Monday, May. 13, 1974

Shopping for College

The scene in Atlanta's Civic Center resembled an industrial trade show as hundreds of customers drifted past display booths festooned with bright banners and posters. A revolving display in one booth vied for attention with a video-tape demonstration next door. Some salesmen engaged visitors hi animated discussion, while others passed out catalogues and brochures. The products they were promoting were not power boats or automobiles but colleges. Their customers were 1,000 high school students and their parents, drawn to the city's first national college fair.

Similar fairs are taking place hi other cities, sponsored by the National Association of College Admissions Counselors (N.A.C.A.C.). The fairs are higher education's newest tactic to combat a downturn in the rate of enrollment that threatens the survival of dozens of colleges--most of them private--and the financial stability of many more. Some 150 institutions, from Boston University (enrollment: 15,000) to North Carolina's Davidson College (1,100) paid $150 to set up booths for the daylong fair. Representatives of the American College Testing Program and the Veterans Administration were also on hand to advise students on financial aid, special benefits and testing. "The bits-and-pieces approach to college shopping just wasn't working," says N.A.C.A.C. Executive Director Ted Cooper. "Now we have put together a real educational marketplace. This is where students get all the answers."
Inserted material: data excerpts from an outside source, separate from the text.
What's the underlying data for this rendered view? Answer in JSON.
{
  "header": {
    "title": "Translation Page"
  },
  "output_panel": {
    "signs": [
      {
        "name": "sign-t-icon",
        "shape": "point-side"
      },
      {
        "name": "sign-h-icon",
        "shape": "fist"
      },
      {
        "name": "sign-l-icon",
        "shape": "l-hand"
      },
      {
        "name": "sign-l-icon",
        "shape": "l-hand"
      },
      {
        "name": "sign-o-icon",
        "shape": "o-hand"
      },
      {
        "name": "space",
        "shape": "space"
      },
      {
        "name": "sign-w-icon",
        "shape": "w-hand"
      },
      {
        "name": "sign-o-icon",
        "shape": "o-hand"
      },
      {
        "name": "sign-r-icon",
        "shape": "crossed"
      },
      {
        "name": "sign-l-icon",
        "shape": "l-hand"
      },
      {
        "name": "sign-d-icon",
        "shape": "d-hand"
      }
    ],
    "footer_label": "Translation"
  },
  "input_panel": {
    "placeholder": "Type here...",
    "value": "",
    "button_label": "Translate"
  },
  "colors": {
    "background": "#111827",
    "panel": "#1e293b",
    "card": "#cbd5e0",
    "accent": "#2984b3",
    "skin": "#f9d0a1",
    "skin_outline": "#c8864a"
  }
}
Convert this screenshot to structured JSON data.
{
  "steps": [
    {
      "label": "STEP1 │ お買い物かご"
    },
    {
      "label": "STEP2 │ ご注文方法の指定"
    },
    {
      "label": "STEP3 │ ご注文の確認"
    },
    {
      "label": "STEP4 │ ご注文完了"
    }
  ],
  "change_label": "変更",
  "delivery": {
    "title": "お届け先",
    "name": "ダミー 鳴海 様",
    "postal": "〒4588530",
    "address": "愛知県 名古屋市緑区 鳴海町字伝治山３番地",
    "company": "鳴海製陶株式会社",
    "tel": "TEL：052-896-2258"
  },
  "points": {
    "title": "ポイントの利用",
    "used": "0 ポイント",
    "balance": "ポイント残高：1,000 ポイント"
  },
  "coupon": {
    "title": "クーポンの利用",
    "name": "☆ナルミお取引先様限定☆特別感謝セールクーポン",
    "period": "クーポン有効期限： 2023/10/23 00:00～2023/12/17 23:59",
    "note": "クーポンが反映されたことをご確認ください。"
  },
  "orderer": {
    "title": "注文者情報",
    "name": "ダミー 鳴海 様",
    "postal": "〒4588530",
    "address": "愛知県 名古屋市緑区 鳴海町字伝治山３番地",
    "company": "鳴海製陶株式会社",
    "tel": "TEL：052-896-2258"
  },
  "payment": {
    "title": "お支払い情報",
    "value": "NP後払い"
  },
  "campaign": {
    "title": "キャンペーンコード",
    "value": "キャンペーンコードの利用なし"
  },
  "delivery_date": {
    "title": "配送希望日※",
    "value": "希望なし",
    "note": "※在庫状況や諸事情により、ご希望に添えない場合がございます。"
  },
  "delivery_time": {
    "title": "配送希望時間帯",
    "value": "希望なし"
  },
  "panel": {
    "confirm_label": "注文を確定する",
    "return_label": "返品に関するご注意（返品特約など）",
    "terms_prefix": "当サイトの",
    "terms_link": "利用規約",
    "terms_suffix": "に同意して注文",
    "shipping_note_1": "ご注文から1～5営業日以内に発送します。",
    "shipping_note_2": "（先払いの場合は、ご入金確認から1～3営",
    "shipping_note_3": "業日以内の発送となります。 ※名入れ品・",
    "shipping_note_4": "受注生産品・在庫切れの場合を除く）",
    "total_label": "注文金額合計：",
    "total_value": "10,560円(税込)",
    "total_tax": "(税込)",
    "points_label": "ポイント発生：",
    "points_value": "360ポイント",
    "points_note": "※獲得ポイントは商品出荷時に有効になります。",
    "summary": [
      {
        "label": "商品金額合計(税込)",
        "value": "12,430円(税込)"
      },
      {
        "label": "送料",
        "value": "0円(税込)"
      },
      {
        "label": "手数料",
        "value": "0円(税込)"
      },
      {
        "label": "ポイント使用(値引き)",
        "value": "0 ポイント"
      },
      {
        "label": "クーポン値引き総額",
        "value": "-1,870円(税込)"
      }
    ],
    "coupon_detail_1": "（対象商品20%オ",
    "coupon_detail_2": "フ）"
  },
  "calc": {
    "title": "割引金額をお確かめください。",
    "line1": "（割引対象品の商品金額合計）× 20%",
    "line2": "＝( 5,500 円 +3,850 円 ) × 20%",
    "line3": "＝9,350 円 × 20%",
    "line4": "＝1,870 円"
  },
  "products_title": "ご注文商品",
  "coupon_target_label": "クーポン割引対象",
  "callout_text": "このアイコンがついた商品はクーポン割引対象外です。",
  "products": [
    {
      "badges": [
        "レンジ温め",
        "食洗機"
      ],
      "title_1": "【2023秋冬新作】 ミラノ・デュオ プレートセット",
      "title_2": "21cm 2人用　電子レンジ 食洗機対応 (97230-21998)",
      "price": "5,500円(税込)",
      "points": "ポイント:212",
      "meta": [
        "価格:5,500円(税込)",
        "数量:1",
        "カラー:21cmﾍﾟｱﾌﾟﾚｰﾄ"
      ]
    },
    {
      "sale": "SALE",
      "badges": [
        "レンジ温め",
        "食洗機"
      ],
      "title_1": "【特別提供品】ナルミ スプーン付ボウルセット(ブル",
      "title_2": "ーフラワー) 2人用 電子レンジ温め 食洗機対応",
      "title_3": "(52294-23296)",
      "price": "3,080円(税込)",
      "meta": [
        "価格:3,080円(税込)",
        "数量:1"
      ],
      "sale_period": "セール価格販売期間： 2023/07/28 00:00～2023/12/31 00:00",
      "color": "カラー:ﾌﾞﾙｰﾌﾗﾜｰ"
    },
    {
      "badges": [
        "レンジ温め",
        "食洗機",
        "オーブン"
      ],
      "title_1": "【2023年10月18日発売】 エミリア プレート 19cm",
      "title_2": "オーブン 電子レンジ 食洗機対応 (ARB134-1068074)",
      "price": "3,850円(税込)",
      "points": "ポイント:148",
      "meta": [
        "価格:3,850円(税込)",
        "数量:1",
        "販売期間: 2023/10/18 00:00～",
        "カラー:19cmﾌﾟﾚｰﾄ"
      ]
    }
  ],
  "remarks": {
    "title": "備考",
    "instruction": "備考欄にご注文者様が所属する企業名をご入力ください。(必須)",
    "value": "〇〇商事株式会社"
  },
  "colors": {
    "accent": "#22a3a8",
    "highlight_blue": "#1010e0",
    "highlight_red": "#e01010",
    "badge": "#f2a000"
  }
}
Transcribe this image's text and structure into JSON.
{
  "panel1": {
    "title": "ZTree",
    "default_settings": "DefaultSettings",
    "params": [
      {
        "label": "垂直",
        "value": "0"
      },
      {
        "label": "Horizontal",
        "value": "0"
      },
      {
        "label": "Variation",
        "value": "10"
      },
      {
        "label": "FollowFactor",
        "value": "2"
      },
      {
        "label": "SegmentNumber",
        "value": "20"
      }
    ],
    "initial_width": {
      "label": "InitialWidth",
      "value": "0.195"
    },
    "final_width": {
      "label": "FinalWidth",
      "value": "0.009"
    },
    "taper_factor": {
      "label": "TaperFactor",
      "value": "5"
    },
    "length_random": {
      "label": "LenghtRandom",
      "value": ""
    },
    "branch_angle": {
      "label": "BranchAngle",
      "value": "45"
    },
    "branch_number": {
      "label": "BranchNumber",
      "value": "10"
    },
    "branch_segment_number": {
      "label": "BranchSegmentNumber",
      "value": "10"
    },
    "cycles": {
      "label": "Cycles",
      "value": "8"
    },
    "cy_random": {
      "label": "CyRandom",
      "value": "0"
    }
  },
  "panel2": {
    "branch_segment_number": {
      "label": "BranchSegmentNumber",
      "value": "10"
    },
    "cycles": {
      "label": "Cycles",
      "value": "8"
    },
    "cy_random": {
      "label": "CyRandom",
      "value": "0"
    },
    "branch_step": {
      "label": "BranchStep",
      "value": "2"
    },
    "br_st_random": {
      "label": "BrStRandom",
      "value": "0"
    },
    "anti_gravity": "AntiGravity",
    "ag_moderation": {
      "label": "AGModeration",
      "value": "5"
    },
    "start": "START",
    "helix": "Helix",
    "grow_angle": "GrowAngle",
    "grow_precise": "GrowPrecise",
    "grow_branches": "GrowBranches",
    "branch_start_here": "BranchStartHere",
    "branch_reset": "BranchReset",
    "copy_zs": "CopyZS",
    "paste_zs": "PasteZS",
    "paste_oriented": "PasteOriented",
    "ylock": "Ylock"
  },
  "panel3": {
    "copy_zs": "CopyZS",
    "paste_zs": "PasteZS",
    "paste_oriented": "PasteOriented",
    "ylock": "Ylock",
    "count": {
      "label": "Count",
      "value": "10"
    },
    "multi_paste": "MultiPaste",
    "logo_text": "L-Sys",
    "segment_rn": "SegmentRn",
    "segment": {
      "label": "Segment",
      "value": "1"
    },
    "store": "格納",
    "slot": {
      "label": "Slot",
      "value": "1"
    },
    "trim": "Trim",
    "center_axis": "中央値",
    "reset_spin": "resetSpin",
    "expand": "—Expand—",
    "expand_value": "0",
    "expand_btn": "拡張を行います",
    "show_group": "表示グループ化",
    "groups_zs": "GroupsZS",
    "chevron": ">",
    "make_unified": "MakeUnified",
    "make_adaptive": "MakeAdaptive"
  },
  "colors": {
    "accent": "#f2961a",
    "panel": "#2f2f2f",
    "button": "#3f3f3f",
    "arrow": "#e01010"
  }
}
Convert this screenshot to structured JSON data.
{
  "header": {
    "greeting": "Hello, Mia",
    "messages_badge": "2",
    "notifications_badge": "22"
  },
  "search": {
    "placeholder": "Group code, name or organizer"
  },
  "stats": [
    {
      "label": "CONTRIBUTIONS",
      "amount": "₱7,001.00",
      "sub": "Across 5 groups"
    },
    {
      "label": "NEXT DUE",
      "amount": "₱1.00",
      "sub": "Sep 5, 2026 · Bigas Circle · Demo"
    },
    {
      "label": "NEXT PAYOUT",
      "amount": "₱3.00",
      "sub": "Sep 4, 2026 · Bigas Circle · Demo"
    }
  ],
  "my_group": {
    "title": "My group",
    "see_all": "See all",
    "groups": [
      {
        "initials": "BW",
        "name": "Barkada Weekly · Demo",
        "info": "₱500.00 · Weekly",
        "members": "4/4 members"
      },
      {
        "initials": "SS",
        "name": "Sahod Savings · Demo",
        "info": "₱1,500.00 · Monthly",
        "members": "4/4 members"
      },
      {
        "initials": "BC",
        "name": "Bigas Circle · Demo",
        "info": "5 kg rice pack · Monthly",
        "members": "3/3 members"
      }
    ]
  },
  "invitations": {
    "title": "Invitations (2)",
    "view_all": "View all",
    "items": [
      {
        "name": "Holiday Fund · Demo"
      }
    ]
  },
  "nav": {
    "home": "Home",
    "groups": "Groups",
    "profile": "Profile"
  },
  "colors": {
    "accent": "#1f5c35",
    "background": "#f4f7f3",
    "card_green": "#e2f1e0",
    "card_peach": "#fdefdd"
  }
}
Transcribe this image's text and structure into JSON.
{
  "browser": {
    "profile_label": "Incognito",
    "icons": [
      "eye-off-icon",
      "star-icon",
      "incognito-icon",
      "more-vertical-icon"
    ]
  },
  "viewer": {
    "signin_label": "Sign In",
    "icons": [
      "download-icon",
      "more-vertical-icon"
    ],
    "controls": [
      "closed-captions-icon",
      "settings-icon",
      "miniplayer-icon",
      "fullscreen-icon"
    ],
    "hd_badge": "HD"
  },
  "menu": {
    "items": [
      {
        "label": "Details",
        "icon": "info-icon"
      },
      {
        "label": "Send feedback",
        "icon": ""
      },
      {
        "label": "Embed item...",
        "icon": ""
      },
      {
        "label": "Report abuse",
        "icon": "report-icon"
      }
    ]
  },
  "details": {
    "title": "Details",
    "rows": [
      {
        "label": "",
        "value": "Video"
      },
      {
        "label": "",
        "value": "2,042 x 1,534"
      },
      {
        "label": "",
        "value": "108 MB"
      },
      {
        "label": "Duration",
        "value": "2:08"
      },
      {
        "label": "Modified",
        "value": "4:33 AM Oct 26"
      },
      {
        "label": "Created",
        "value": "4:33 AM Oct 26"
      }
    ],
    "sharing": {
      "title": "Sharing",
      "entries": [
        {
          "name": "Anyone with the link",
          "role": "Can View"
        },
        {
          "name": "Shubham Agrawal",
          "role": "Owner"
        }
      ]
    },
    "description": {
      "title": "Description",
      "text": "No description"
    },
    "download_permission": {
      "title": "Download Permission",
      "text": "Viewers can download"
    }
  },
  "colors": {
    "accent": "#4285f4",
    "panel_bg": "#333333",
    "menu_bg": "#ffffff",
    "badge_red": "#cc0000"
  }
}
Although the fairs have been faulted by some educators for "hucksterism," most parents and students find them a valuable and timesaving means of getting information. As Abdul Rehman Amlani, 22, a Pakistani student interested in computer studies, put it: "It saves writing all those letters. You meet the admissions directors personally, and you can find out about financial aid."

College officials are also enthusiastic. In one day at a fair, an admissions officer can see an average of 200 students --a total that in traditional recruiting procedures would require some three weeks of traveling. But that has not made the selling job any easier. Says John Lhidell, director of admissions at Atlanta's Massey Junior College: "If you want a coat, you go to a shopping center. You shop price, quality. There is a lot more importance to shopping for a college. These kids are not going to take the first thing they're offered, because they know what's available now."